Critic Wanda Campbell believes that this preoccupation with form is integral to the Maritime writer’s preoccupation with liminality, particularly a spatial liminality borne of being situated on the margins of land and sea (and, more importantly, on the periphery of power). “[O]ccupied not with authentic essence but with liminal uncertainty” (Campbell 160), poets on the periphery such as Cogswell therefore seek permanencies in speaking through the controls of form. To jettison form as disciplining order would align the artist on the margins with forces at the centre – namely “the literary dictatorship of leading poets, professors, and critics” (qtd. in Forsythe, Vision 142) – who are experimenting with formlessness to create that uncertainty, and thus endorse inequities of power while also reproducing those in the work of art.

While Cogswell tended to mute his theoretical inclinations he was always conscious of the centre/margin discrepancies in Canada, particularly in how those played out aesthetically. No less a critic than George Woodcock noted this awareness in Cogswell when he lauded him for “display[ing] a most admirable strain of radical Toryism which has enabled him to understand and recognize poets who find they can best express themselves in traditional ways” (qtd. in Cogswell, Later in Chicago ix). Cogswell did indeed express this radical Toryism in oppositional language, stating that the “true poem . . . offers its readers an alternative universe to that in which they normally dwell.” Moreover, if that poem is “well done, it will offer a universe that coheres sufficiently for them to accept it imaginatively even though their own innate prejudices might have normally led them to reject it” (qtd. in Forsythe, Vision 150). This view fits exactly with what Campbell observes as the poet’s political use of liminality to “actively oppose contemporary consumer culture” (152), that culture, in this case, being one that eschews traditional metres.

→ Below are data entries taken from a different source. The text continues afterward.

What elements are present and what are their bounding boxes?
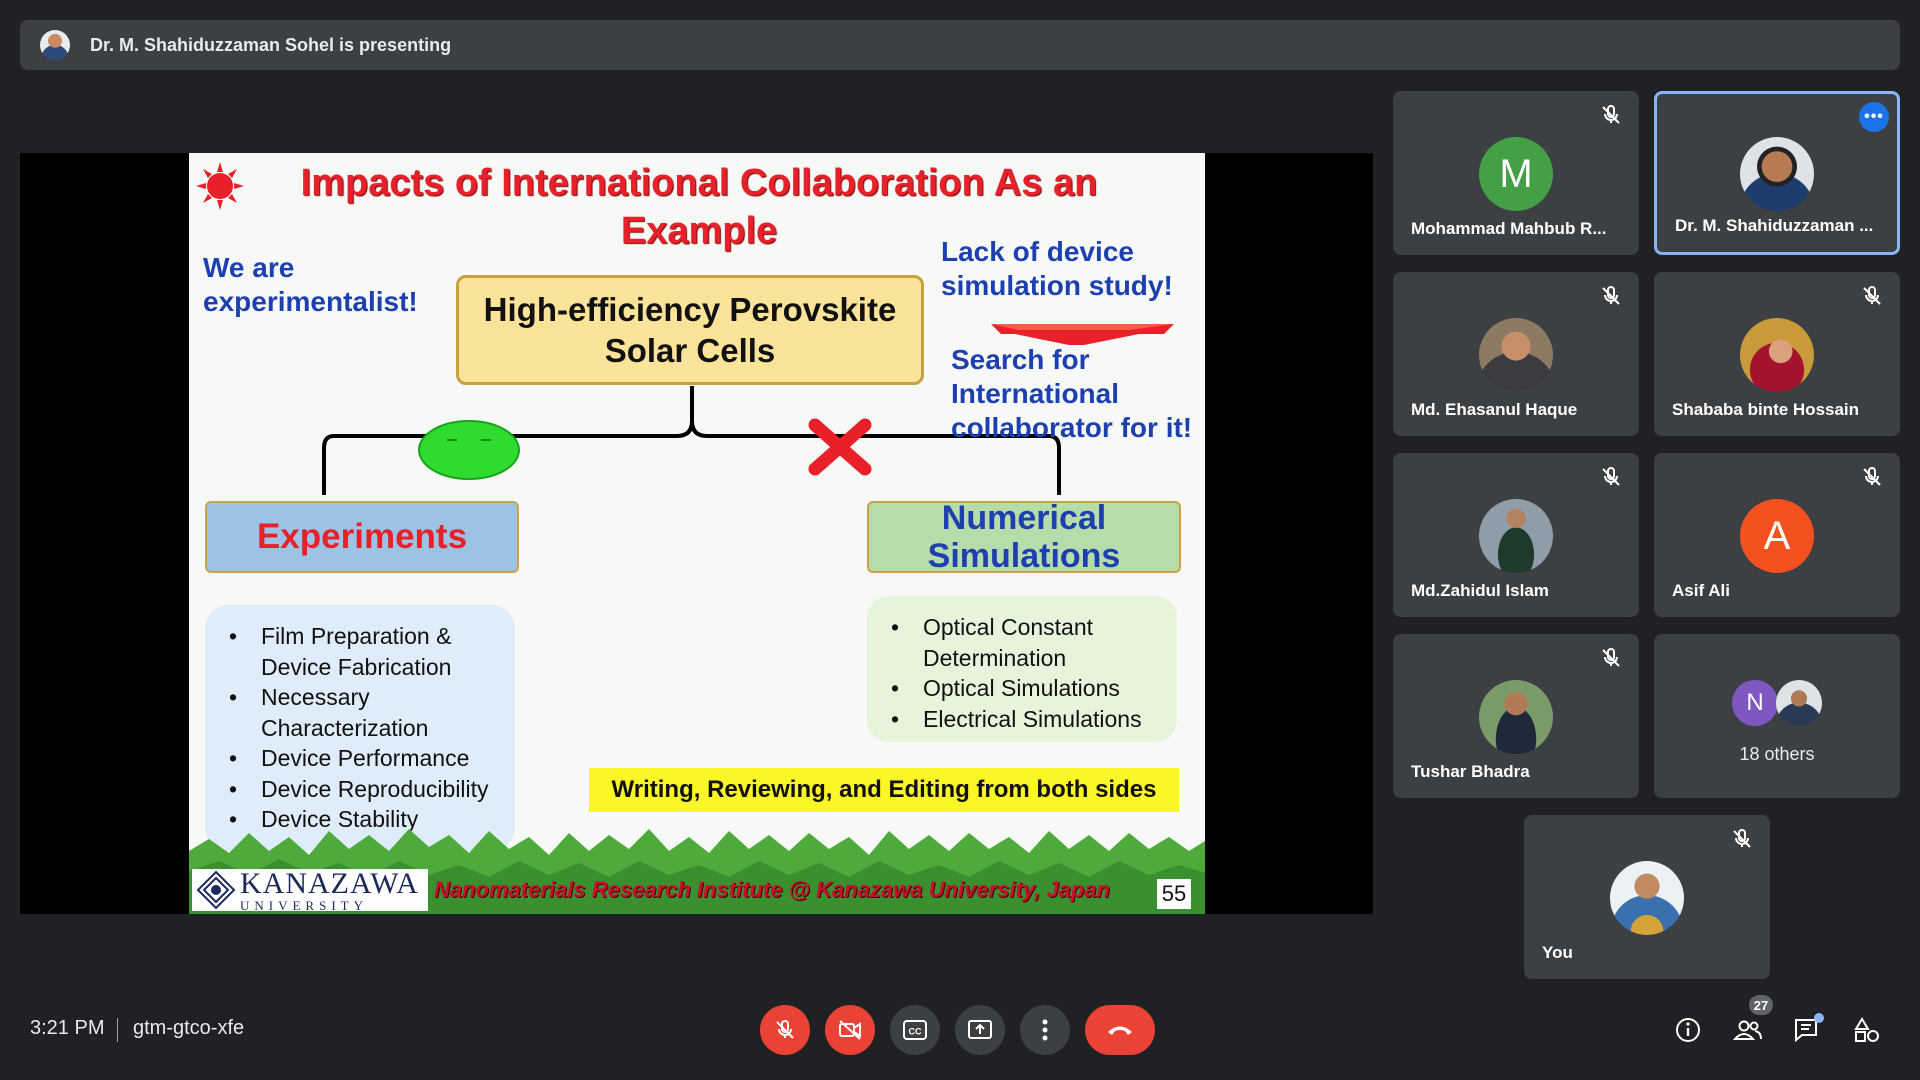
search-note: Search for International collaborator fo…: [951, 344, 1193, 443]
presenting-text: Dr. M. Shahiduzzaman Sohel is presenting: [90, 34, 452, 55]
list-item: Necessary Characterization: [229, 682, 515, 743]
present-button[interactable]: [955, 1005, 1005, 1055]
experiments-box: Experiments: [205, 501, 519, 573]
avatar: [1776, 680, 1822, 726]
info-icon: [1676, 1018, 1700, 1042]
experimentalist-note: We are experimentalist!: [203, 252, 418, 317]
list-item: Electrical Simulations: [891, 704, 1177, 735]
hang-up-icon: [1108, 1026, 1132, 1035]
clock: 3:21 PM: [30, 1017, 105, 1039]
participant-name: Shababa binte Hossain: [1672, 400, 1860, 419]
participant-name: Tushar Bhadra: [1411, 762, 1530, 781]
list-item: Film Preparation & Device Fabrication: [229, 621, 515, 682]
participant-tile[interactable]: A Asif Ali: [1654, 453, 1900, 617]
mic-off-icon: [1602, 466, 1620, 486]
center-box: High-efficiency Perovskite Solar Cells: [456, 275, 924, 385]
avatar: [1740, 318, 1814, 392]
closed-captions-icon: CC: [903, 1020, 927, 1040]
sun-icon: [196, 162, 244, 210]
svg-text:CC: CC: [909, 1027, 922, 1037]
participant-name: Dr. M. Shahiduzzaman ...: [1675, 216, 1874, 235]
green-smiley-icon: [418, 420, 520, 480]
kanazawa-logo: KANAZAWA UNIVERSITY: [192, 866, 428, 913]
red-x-icon: [808, 418, 872, 476]
avatar: [1479, 680, 1553, 754]
mic-off-icon: [1602, 647, 1620, 667]
mic-toggle-button[interactable]: [760, 1005, 810, 1055]
avatar: A: [1740, 499, 1814, 573]
list-item: Device Performance: [229, 743, 515, 774]
writing-note: Writing, Reviewing, and Editing from bot…: [589, 768, 1179, 812]
mic-off-icon: [1863, 285, 1881, 305]
participant-tile[interactable]: Md. Ehasanul Haque: [1393, 272, 1639, 436]
participant-name: Md. Ehasanul Haque: [1411, 400, 1578, 419]
self-tile[interactable]: You: [1524, 815, 1770, 979]
leave-call-button[interactable]: [1085, 1005, 1155, 1055]
avatar: [1479, 318, 1553, 392]
participant-tile-active[interactable]: ••• Dr. M. Shahiduzzaman ...: [1654, 91, 1900, 255]
mic-off-icon: [776, 1019, 794, 1039]
mic-off-icon: [1602, 104, 1620, 124]
presentation-slide: Impacts of International Collaboration A…: [189, 153, 1205, 914]
logo-main-text: KANAZAWA: [240, 866, 419, 900]
people-button[interactable]: [1731, 1013, 1765, 1047]
meeting-code: gtm-gtco-xfe: [133, 1017, 245, 1039]
participant-tile[interactable]: Tushar Bhadra: [1393, 634, 1639, 798]
avatar: [1479, 499, 1553, 573]
people-icon: [1733, 1020, 1762, 1040]
participant-name: Md.Zahidul Islam: [1411, 581, 1549, 600]
participant-name: You: [1542, 943, 1573, 962]
slide-page-number: 55: [1157, 879, 1191, 909]
avatar: [1610, 861, 1684, 935]
present-screen-icon: [968, 1020, 992, 1039]
avatar: N: [1732, 680, 1778, 726]
presentation-stage[interactable]: Impacts of International Collaboration A…: [20, 153, 1373, 914]
list-item: Optical Constant Determination: [891, 612, 1177, 673]
others-count-label: 18 others: [1739, 744, 1815, 764]
university-emblem-icon: [196, 870, 236, 910]
more-vert-icon: [1042, 1019, 1048, 1041]
participant-name: Mohammad Mahbub R...: [1411, 219, 1607, 238]
avatar: [1740, 137, 1814, 211]
list-item: Optical Simulations: [891, 673, 1177, 704]
mic-off-icon: [1863, 466, 1881, 486]
numerical-box: Numerical Simulations: [867, 499, 1181, 575]
camera-off-icon: [839, 1020, 861, 1040]
lack-note: Lack of device simulation study!: [941, 236, 1173, 301]
camera-toggle-button[interactable]: [825, 1005, 875, 1055]
captions-button[interactable]: CC: [890, 1005, 940, 1055]
experiments-list: Film Preparation & Device Fabrication Ne…: [205, 605, 515, 851]
meeting-details-button[interactable]: [1671, 1013, 1705, 1047]
mic-off-icon: [1733, 828, 1751, 848]
activities-button[interactable]: [1850, 1013, 1884, 1047]
participant-tile[interactable]: Shababa binte Hossain: [1654, 272, 1900, 436]
more-options-icon[interactable]: •••: [1859, 102, 1889, 132]
activities-icon: [1854, 1017, 1879, 1042]
slide-footer: Nanomaterials Research Institute @ Kanaz…: [434, 877, 1110, 902]
participant-name: Asif Ali: [1672, 581, 1730, 600]
more-options-button[interactable]: [1020, 1005, 1070, 1055]
list-item: Device Reproducibility: [229, 774, 515, 805]
presenting-banner: Dr. M. Shahiduzzaman Sohel is presenting: [20, 20, 1900, 70]
avatar: M: [1479, 137, 1553, 211]
chat-notification-dot: [1814, 1013, 1824, 1023]
others-tile[interactable]: N 18 others: [1654, 634, 1900, 798]
mic-off-icon: [1602, 285, 1620, 305]
numerical-list: Optical Constant Determination Optical S…: [867, 596, 1177, 742]
participant-tile[interactable]: Md.Zahidul Islam: [1393, 453, 1639, 617]
presenter-avatar: [40, 30, 70, 60]
people-count-badge: 27: [1749, 995, 1773, 1015]
participant-tile[interactable]: M Mohammad Mahbub R...: [1393, 91, 1639, 255]
logo-sub-text: UNIVERSITY: [240, 897, 368, 913]
divider: [117, 1018, 118, 1042]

Cogswell’s career-long preoccupation with form, then, must be understood in two ways: first it emerges from a belief in (and an attempt to gain entrance to) the higher order and cadence of the universe; and, second, it develops as an oppositional poetics to the practices of George Bowering (see The Best Notes Merge 59) and other experimental poets whose innovations in a TISH-infused Canadian context were carrying the day. Form, by contrast, was Cogswell’s différance, the means by which, “in a world of pressures toward conformity [to the experimental],” the poet expresses “his personal reaction to experience” (qtd. in Forsythe, Vision 146). By virtue of the unpopularity of his arcane forms and metres, Cogswell clearly thought of himself as the more engaged radical, yet another reason for his refusal to give up on old forms of poetic expression.